The second derivative should now tell you how much the derivative changes from point to point. If we increment $(x,y)$ by a little bit to $(x+\Delta x,y)$ then we should expect the derivative to increase by about $\left[ \begin{matrix} 2y\Delta x&2x \Delta x\end{matrix} \right]$. Similarly, when we increase $y$ by $\Delta y$, the derivative should change by about $\left[ \begin{matrix} 2x \Delta y&0\Delta y\end{matrix} \right]$.

By linearity, if we change from $(x,y)$ to $(x+\Delta x,y+\Delta y)$, we expect the derivative to change by $$\left[ \begin{matrix} \Delta x&\Delta y\end{matrix} \right] \left[ \begin{matrix} 2y&2x\\2x&0\end{matrix} \right]$$

This gives a matrix which is the approximate change in the derivative. You can then apply this to another vector if you so wish.

Summing it up, if you wanted to see approximately how much the derivative changes from $(x,y)$ to $(x+\Delta x_2,y+\Delta y_2)$ when both are evaluated in the same direction $(\Delta x_1,\Delta y_1)$, you would perform the computation:

$$\left[ \begin{matrix} \Delta x_2&\Delta y_2\end{matrix} \right] \left[ \begin{matrix} 2x&2x\\2x&0\end{matrix} \right] \left[ \begin{matrix} \Delta x_1\\\Delta y_1\end{matrix} \right]$$ The matrix of second partials derived above is called the Hessian, but it a bit misleading to write it as a matrix, since it is really acting as a bilinear form in the manner shown above, i.e. $H(v_1,v_2) = v_1^T H v_2$. You may remember seeing the Hessian arise in multivariable calculus when classifying critical points as maxima, minima, or saddles. In general, the sign eigenvalues of the hessian matrix tell the whole story (although, if there are some zero eigenvalues you might have to climb up the derivative ladder to trilinear forms, etc).
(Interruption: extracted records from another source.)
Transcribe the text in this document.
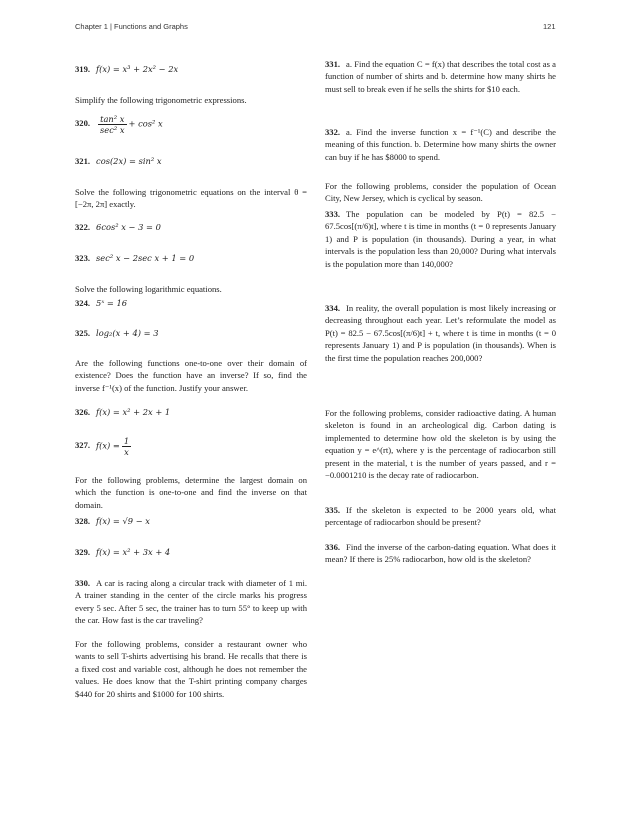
Chapter 1 | Functions and Graphs	121
319. f(x) = x³ + 2x² − 2x
Simplify the following trigonometric expressions.
320. $\frac{\text{tan² x}}{\text{sec² x}} + \cos^2$ x
321. cos(2x) = sin² x
Solve the following trigonometric equations on the interval θ = [−2π, 2π] exactly.
322. 6cos² x − 3 = 0
323. sec² x − 2sec x + 1 = 0
Solve the following logarithmic equations.
324. 5ˣ = 16
325. log₂(x + 4) = 3
Are the following functions one-to-one over their domain of existence? Does the function have an inverse? If so, find the inverse f⁻¹(x) of the function. Justify your answer.
326. f(x) = x² + 2x + 1
327. $f(x) = \frac{1}{x}$
For the following problems, determine the largest domain on which the function is one-to-one and find the inverse on that domain.
328. f(x) = √9 − x
329. f(x) = x² + 3x + 4
330. A car is racing along a circular track with diameter of 1 mi. A trainer standing in the center of the circle marks his progress every 5 sec. After 5 sec, the trainer has to turn 55° to keep up with the car. How fast is the car traveling?
For the following problems, consider a restaurant owner who wants to sell T-shirts advertising his brand. He recalls that there is a fixed cost and variable cost, although he does not remember the values. He does know that the T-shirt printing company charges $440 for 20 shirts and $1000 for 100 shirts.
331. a. Find the equation C = f(x) that describes the total cost as a function of number of shirts and b. determine how many shirts he must sell to break even if he sells the shirts for $10 each.
332. a. Find the inverse function x = f⁻¹(C) and describe the meaning of this function. b. Determine how many shirts the owner can buy if he has $8000 to spend.
For the following problems, consider the population of Ocean City, New Jersey, which is cyclical by season.
333. The population can be modeled by P(t) = 82.5 − 67.5cos[(π/6)t], where t is time in months (t = 0 represents January 1) and P is population (in thousands). During a year, in what intervals is the population less than 20,000? During what intervals is the population more than 140,000?
334. In reality, the overall population is most likely increasing or decreasing throughout each year. Let’s reformulate the model as P(t) = 82.5 − 67.5cos[(π/6)t] + t, where t is time in months (t = 0 represents January 1) and P is population (in thousands). When is the first time the population reaches 200,000?
For the following problems, consider radioactive dating. A human skeleton is found in an archeological dig. Carbon dating is implemented to determine how old the skeleton is by using the equation y = e^(rt), where y is the percentage of radiocarbon still present in the material, t is the number of years passed, and r = −0.0001210 is the decay rate of radiocarbon.
335. If the skeleton is expected to be 2000 years old, what percentage of radiocarbon should be present?
336. Find the inverse of the carbon-dating equation. What does it mean? If there is 25% radiocarbon, how old is the skeleton?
Notice that I only got a Hessian "matrix" because the codomain of $f$ was one dimensional. If it has been, say, $3$ dimensional I would have needed $3$ such matrices, and they would naturally align themselves into a $2\times2\times3$ dimensional box, which would represent a higher order tensor.

Hopefully this gives at least a hint of how to continue. Buzzwords to look for are "multilinear algebra", "tensor products", "tensors", "tensor analysis", and "multivariable taylors theorem".

I do not have a super great reference for this because, even though I do analysis in Several Complex Variables, I have somehow never found a book that treats higher dimensional real analysis really well. I am sure there are books out there, but I have worked out most of this stuff on my own. As far as I know there was never a course offered on it at any university I went to! I guess people are supposed to sort of absorb this stuff when they learn differential geometry.